November.... eps2

Dia Masih Mengingatku

Rasa bahagia itu masih tak terlupakan meskipun telah seminggu berlalu. Masih terlihat jelas bayangan ketika ia menerima trofi kebanggaan itu. Namun sayang, momen sepenting itu justru ia tak sempat mengabadikannya dalam bentuk foto. Seperti biasanya, malam minggu hanya dihabiskan Oryz dengan menonton TV bersama ibunya. Kedua kakak laki-lakinya yang tentu saja telah menghilang dengan kendaraan mereka masing-masing sejak sore tadi. Dan Abahnya, entahlah beliau selalu saja memiliki urusan dengan kegiatan-kegiatan dikampung dengan jabatannya sebagai seorang kepala desa.
Abas, kakak pertama Oryz yang usianya terpaut delapan tahun dengannya tentunya tak ingin melewatkan kencan malam minggu dengan tunangannya. Sedang Galih pergi menghadiri sebuah acara ceremonial yang diselenggarakan oleh perusahaan tempatnya bekerja yang mungkin juga akan dilanjutkan dengan ngapel kerumah pacar barunya. Karena keduanya telah bekerja tentunya mereka memiliki kebebasan yang lebih. Berbeda dengan Oryz. Hingga dia sering menyebut dirinya sendiri sebagai gadis pingitan. Hanya ada dua habitat sebagai tempatnya hidup. Sekolah dan rumah.

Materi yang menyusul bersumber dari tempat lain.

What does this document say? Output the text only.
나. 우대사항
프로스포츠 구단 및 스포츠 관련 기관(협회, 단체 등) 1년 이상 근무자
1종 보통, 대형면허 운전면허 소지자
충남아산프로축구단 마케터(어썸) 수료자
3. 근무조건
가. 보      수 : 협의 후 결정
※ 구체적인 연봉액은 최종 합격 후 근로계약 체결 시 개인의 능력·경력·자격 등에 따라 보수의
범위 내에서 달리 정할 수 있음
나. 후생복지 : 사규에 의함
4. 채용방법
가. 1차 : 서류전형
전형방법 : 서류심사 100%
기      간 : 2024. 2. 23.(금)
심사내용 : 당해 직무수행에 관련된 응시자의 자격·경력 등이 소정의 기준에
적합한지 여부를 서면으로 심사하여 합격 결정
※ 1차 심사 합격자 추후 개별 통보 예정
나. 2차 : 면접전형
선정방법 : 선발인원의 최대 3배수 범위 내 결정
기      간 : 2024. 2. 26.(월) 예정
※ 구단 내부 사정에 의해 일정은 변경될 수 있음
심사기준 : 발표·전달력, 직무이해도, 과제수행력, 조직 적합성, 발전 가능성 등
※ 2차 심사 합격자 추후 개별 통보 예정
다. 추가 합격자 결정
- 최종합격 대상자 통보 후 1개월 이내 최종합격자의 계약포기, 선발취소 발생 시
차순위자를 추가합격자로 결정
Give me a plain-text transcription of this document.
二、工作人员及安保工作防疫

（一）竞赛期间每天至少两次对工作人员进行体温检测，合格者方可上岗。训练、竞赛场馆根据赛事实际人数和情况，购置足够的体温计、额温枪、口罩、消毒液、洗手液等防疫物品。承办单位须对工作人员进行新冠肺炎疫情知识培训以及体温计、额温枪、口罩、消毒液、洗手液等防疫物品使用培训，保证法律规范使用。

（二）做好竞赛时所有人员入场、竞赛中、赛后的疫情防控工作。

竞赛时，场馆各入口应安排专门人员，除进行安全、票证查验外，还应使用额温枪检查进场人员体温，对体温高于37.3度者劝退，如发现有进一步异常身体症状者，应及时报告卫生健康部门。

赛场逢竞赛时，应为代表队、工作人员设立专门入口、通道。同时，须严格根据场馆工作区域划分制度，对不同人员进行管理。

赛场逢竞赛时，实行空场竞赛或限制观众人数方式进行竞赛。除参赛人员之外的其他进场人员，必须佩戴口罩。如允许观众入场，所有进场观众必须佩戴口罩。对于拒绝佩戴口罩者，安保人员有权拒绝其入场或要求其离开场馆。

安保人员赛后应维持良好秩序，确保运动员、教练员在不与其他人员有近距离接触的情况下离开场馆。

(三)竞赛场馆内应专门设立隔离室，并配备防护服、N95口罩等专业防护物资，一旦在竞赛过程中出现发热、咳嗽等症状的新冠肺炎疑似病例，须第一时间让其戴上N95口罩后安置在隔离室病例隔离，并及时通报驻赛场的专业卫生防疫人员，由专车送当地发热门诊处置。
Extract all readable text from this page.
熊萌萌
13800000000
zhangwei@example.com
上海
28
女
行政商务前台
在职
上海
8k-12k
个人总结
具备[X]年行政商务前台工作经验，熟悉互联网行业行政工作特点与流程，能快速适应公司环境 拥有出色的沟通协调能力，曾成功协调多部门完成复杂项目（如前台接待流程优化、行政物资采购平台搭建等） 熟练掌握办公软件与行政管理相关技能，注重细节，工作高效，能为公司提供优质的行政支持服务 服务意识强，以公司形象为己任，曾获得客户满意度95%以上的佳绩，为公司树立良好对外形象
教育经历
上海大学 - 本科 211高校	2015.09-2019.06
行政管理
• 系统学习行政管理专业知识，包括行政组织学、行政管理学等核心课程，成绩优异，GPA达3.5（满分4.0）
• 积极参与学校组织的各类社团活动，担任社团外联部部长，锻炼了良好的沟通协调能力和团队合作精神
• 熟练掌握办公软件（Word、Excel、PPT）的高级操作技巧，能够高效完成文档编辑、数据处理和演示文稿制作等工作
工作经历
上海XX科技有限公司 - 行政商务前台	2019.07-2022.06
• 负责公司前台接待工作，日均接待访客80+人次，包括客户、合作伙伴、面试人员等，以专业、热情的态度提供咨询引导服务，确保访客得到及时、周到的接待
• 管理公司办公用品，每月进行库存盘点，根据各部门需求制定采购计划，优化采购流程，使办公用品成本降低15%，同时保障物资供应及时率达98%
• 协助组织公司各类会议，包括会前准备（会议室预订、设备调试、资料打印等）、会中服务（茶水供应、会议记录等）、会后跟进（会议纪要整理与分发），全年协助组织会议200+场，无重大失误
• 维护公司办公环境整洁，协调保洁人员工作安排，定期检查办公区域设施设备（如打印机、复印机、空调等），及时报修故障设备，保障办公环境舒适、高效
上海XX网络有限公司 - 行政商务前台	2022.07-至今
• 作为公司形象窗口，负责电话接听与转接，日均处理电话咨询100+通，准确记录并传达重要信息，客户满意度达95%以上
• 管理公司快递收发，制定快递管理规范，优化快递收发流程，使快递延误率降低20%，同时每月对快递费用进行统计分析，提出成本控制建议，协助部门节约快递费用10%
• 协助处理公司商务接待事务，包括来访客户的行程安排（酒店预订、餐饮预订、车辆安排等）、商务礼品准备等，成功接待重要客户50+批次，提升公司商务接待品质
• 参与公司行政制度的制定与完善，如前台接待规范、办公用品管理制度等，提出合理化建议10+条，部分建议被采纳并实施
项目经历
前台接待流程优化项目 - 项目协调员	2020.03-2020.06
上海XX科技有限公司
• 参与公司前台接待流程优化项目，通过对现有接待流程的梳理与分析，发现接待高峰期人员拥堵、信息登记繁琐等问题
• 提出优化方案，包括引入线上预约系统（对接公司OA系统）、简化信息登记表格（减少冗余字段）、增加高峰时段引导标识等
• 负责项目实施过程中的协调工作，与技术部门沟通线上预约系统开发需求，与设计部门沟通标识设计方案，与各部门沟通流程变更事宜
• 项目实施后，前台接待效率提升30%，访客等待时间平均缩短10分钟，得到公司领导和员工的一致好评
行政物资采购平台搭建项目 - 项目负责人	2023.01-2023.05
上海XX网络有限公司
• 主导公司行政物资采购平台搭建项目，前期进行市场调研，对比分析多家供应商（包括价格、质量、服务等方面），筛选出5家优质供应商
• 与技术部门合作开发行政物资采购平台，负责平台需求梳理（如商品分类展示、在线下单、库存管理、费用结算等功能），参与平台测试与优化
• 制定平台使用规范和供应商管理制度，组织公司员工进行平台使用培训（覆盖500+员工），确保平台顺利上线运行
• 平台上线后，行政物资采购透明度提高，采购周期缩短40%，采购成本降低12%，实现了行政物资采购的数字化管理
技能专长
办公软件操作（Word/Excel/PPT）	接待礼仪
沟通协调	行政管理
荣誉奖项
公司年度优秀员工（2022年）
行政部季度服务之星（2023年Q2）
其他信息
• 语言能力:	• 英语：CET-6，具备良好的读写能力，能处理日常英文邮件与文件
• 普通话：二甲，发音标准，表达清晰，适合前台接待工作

" Acaranya nggak ada yang bagus ney," Oryz dari tadi terlihat memegang remote sambil terus mengganti-ganti channel televisinya.
" Cinta Intan aja," jawab Bu Anti yang tiduran disebelah Oryz.
Cinta Intan adalah sinetron kesayangan nyonya Anti, mama Oryz.
" Sinetron lagi sinetron lagi,huh......." Mau tidak mau Oryz pun menuruti permintaan mamanya itu. Jadilah ia nonton sinetron Cinta Intan selama beberapa menit.
" Pacarnya Intan kemana Dek? Kok dia malah berduaan dengan si Gilang?
" Mana aku tau ma, tanya aja sama Intan."
" Ditannyain kok malah sewot."
" Tau ah...."
Itulah kebiasaan mama Oryz, sering tertidur saat sedang menonton sinetron sehingga sering terlewat beberapa ceritanya. Biasanya Oryz yang menjadi penyambung cerita yang terlewat itu. Tak seperti biasanya, malam ini merasa begitu kesal dan bosan.
" Mau kemana Dek?
" Tidur....." Oryz menjawab pertanyaan ibunya itu sambil beranjak dari tempat duduknya.
" Masih jam delapan ini."
" Ngantuk ma."
Oryz menuju kamar dan segera mengunci pintunya, isyarat ia sedang tidak ingin diganggu siapapun.
" Udah hampir delapan belas tahun, tapi aku masih setia menjomblo."
" Ah, belum juga dua puluh tahun. Nanti, kamu masih bau kencur."
Oryz bergumam dengan dirinya sendiri sambil membantingkan badannya ke atas ranjang. Ponselnya bergetar.
" Nomor siapa ya?"
Oryz tak mengenali nomor ponsel yang mengiriminya pesan singkat itu.
Malem Oryz manis.
Eh, siapa km?
Galak amat?
" Paling cuma orang iseng lagi."
Oryz enggan menanggapi si pengirim SMS itu. Belakangan ini ia sering mendapati nomor-nomor tak dikenalnya yang ternyata cuma orang-orang iseng yang ngajak kenalan.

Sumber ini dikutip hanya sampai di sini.